X-view: Non-egocentric Multi-View 3D Object Detector
This work addresses a domain-specific bottleneck in autonomous driving by enhancing 3D object detection through a novel multi-view approach, offering incremental improvements over existing methods.
The paper tackles the problem of coarse grid partitions in distant regions for 3D object detection in autonomous driving by proposing X-view, a non-egocentric multi-view method that generalizes perspective views beyond traditional coordinate constraints, resulting in consistent improvements when combined with four state-of-the-art 3D detection methods on KITTI and NuScenes datasets.

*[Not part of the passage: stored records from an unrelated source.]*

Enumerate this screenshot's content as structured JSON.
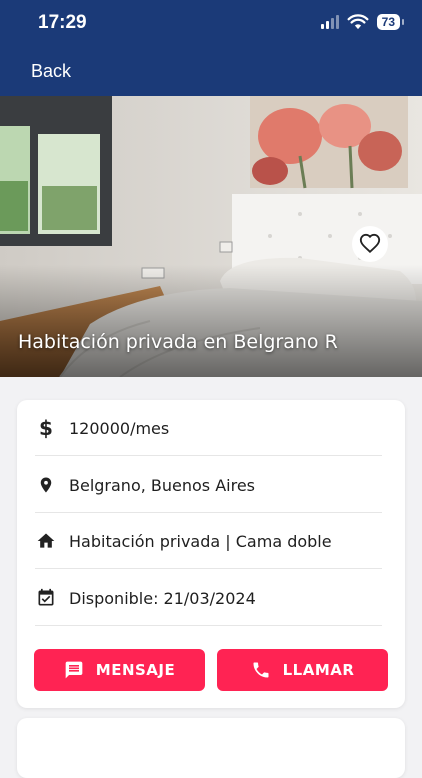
{
  "status": {
    "time": "17:29",
    "battery": "73"
  },
  "header": {
    "back_label": "Back"
  },
  "hero": {
    "title": "Habitación privada en Belgrano R"
  },
  "details": {
    "price": "120000/mes",
    "location": "Belgrano, Buenos Aires",
    "room": "Habitación privada | Cama doble",
    "available": "Disponible: 21/03/2024"
  },
  "actions": {
    "message_label": "MENSAJE",
    "call_label": "LLAMAR"
  },
  "colors": {
    "header": "#1b3a78",
    "accent": "#ff2353",
    "background": "#f2f2f4"
  }
}
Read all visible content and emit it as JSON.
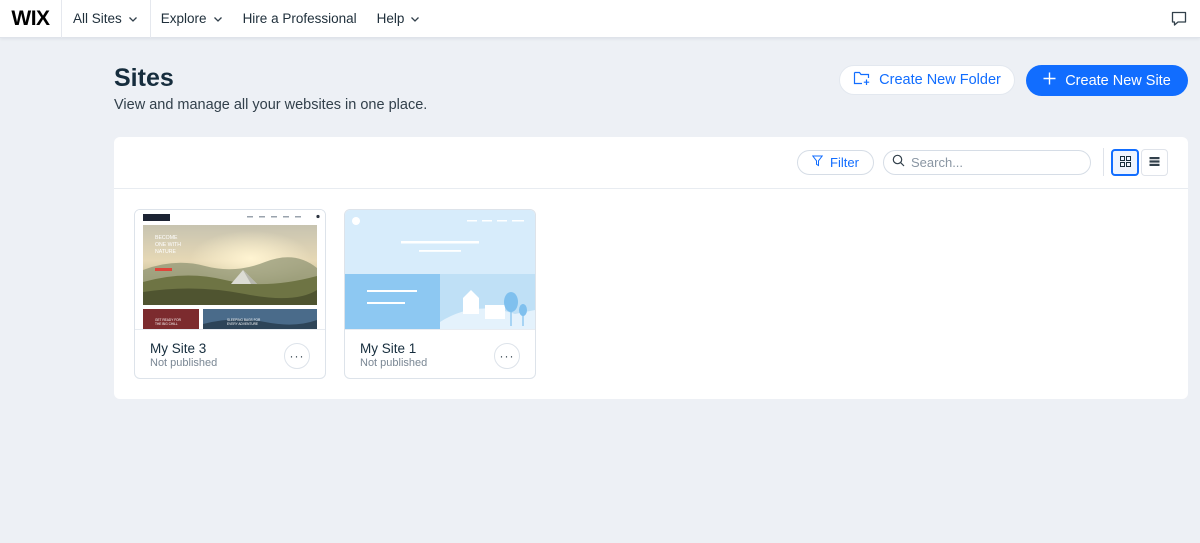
{
  "nav": {
    "logo": "WIX",
    "items": [
      {
        "label": "All Sites"
      },
      {
        "label": "Explore"
      },
      {
        "label": "Hire a Professional"
      },
      {
        "label": "Help"
      }
    ]
  },
  "header": {
    "title": "Sites",
    "subtitle": "View and manage all your websites in one place.",
    "create_folder_label": "Create New Folder",
    "create_site_label": "Create New Site"
  },
  "toolbar": {
    "filter_label": "Filter",
    "search_placeholder": "Search..."
  },
  "sites": [
    {
      "name": "My Site 3",
      "status": "Not published",
      "thumb_text": {
        "hero": "BECOME ONE WITH NATURE",
        "caption_left": "GET READY FOR THE BIG CHILL",
        "caption_right": "SLEEPING BAGS FOR EVERY ADVENTURE"
      }
    },
    {
      "name": "My Site 1",
      "status": "Not published"
    }
  ],
  "colors": {
    "accent": "#116dff",
    "page_bg": "#edf0f5",
    "text_primary": "#162d3d",
    "text_secondary": "#7a8794"
  }
}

3D object detection algorithms for autonomous driving reason about 3D obstacles either from 3D birds-eye view or perspective view or both. Recent works attempt to improve the detection performance via mining and fusing from multiple egocentric views. Although the egocentric perspective view alleviates some weaknesses of the birds-eye view, the sectored grid partition becomes so coarse in the distance that the targets and surrounding context mix together, which makes the features less discriminative. In this paper, we generalize the research on 3D multi-view learning and propose a novel multi-view-based 3D detection method, named X-view, to overcome the drawbacks of the multi-view methods. Specifically, X-view breaks through the traditional limitation about the perspective view whose original point must be consistent with the 3D Cartesian coordinate. X-view is designed as a general paradigm that can be applied on almost any 3D detectors based on LiDAR with only little increment of running time, no matter it is voxel/grid-based or raw-point-based. We conduct experiments on KITTI and NuScenes datasets to demonstrate the robustness and effectiveness of our proposed X-view. The results show that X-view obtains consistent improvements when combined with four mainstream state-of-the-art 3D methods: SECOND, PointRCNN, Part-A^2, and PV-RCNN.